Potential trading, ongoing monitoring and management costs of divestment of fossil-fuel companies from portfolio holdings “would substantially reduce the value” of college and university endowment funds over 20 years, ranging on average from a cumulative $17 million for small endowments to $7.4 billion for large ones, concludes a research paper by an academic at the W.P. Carey School of Business, Arizona State University.
The costs — which amount to an average 2% to 12% reduction of an endowment fund’s cumulative value over 20 years — “are in addition to reduction in investment returns that divestment may impose due to forgone diversification benefits,” wrote Hendrik Bessembinder, professor of finance and Francis J. and Mary B. Labroila endowed chair, in the paper, “Frictional Costs of Fossil Fuel Divestment.”
“These frictional costs directly reduce the value of an endowment’s portfolio in return, for at best, speculative benefits from divestment,” the paper states.
The research, which did not examine any reduction in investment return, provides estimates of the potential costs of divestment for endowment funds and other asset owners in general, Mr. Bessembinder said in an interview.
“The aim of this paper really is just to try to shine a slightly better spotlight on the costs so decision-makers can make a decision with a better assessment of the costs,” Mr. Bessembinder said in the interview.
The potential reduction is based on the weighted average potential divestment costs, using publicly disclosed asset allocations of a sample of 30 endowment funds to estimate portfolio holdings in equities, fixed income and alternative investments, including private equity. The endowments’ actual portfolio holding were not available for the study, Mr. Bessembinder said in the interview.
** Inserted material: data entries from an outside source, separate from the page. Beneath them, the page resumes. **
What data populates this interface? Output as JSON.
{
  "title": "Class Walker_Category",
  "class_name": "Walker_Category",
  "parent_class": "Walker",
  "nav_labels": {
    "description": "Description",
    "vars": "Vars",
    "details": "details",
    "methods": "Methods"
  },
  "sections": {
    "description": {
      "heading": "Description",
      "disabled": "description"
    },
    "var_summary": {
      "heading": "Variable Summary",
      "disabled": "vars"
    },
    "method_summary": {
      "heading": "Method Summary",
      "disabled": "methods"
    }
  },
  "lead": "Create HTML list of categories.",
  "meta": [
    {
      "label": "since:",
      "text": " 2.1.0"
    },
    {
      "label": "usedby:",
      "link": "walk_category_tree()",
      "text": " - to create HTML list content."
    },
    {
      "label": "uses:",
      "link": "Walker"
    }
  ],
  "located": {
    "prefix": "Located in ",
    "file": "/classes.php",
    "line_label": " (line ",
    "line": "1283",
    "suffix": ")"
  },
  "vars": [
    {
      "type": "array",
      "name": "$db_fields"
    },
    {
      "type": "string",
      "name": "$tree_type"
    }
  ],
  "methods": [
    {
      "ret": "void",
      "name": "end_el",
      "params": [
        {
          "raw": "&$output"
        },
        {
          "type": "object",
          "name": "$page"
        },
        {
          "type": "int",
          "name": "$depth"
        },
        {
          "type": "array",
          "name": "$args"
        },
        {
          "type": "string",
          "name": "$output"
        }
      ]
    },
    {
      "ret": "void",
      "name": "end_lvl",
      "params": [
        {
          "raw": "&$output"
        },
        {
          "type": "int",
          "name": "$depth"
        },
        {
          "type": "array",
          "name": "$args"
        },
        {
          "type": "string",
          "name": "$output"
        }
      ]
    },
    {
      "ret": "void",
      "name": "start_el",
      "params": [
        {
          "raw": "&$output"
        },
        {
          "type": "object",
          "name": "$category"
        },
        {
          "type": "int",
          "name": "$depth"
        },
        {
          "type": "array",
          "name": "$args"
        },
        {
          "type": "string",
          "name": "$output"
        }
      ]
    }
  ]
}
For trading costs, he used estimates that included transaction costs of traditional equities, fixed income and alternatives, using data that ranged from highly liquid Standard & Poor’s 500 stocks, including bid-ask spreads and price execution impact, to lesser liquid secondary markets for private equity. Transaction cost estimates, as detailed in the paper, include those for hedge funds and natural resources funds. The costs include “collateral damage” from having to sell parts of portfolios “allocated to assets that have nothing to do with fossil fuels” but must also be sold, such as in a commingled fund, Mr. Bessembinder said in the paper.
Mr. Bessembinder used 10 endowment funds in each of three asset size categories. For large funds, the assets ranged from $36.4 billion for Harvard University to $9.9 billion for the University of Michigan endowment. For midsize endowments, the sizes ranged from the $887 million University of Miami endowment to the $642 million Auburn University endowment. For small endowments, the funds ranged in size from $266 million for the University of California, Santa Barbara, to the $195 million California Polytechnic State University.
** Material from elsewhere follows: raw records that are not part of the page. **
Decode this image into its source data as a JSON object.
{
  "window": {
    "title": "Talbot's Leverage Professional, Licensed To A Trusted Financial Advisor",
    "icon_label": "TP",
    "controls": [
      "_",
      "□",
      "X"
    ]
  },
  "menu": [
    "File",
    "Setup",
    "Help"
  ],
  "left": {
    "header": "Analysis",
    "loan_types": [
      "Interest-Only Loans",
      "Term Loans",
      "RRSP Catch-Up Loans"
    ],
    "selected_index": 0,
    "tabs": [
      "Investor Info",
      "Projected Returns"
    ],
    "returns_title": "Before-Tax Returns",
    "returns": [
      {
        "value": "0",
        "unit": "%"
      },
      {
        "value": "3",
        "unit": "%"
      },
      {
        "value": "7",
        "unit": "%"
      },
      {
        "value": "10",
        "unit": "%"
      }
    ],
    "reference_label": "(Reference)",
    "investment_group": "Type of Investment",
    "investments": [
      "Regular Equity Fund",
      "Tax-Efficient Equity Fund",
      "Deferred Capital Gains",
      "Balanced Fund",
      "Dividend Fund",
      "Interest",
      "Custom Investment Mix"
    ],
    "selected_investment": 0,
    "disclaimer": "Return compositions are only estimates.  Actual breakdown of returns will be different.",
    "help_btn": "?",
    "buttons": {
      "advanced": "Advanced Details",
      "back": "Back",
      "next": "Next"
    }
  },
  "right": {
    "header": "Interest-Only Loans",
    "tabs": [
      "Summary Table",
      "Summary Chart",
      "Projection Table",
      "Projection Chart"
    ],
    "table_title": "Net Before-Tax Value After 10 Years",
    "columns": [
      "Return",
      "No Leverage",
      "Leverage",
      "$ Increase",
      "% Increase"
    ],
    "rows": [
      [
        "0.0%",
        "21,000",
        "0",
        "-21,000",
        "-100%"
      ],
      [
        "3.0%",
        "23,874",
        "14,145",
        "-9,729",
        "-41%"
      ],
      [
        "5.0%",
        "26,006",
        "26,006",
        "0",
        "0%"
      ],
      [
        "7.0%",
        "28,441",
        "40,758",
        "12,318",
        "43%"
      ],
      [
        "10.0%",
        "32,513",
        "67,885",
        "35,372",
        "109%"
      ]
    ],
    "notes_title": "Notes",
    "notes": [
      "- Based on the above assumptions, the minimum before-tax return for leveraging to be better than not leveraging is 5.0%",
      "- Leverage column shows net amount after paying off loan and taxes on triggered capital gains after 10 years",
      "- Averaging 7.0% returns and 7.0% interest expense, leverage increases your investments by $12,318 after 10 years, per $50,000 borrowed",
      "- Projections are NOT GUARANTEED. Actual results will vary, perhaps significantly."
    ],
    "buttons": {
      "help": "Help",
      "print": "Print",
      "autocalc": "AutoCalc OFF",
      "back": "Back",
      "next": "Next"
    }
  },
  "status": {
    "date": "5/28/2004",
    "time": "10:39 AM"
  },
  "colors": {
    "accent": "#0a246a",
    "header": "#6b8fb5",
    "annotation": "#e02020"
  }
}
“We feel confident costs of this type would be incurred” by endowments divesting fossil-fuel holdings, Mr. Bessembinder said in the interview.
”Any individual endowment should be able to come up with more precise estimates than we’ve come up with precisely because they know the exact answers … that we could only make educated guesses at.”
Mr. Bessembinder couldn’t say whether any of the endowments had divested, but many of the schools have rejected divestment at least for now, based on their public statements.
The research does not include the potential costs of reinvesting proceeds of divested assets, which Mr. Bessembinder said in the interview would increase the total costs of divestment. “In that sense, we are being conservative,” he said in the interview.
The study was commissioned and financed by the Independent Petroleum Association of America, the paper states. “I’ve never interacted with them,” Mr. Bessembinder said in the interview. “They did not review any drafts of the paper. I was simply asked to do the study — no interference from them.”
The paper can be found on the divestmentfacts.com website.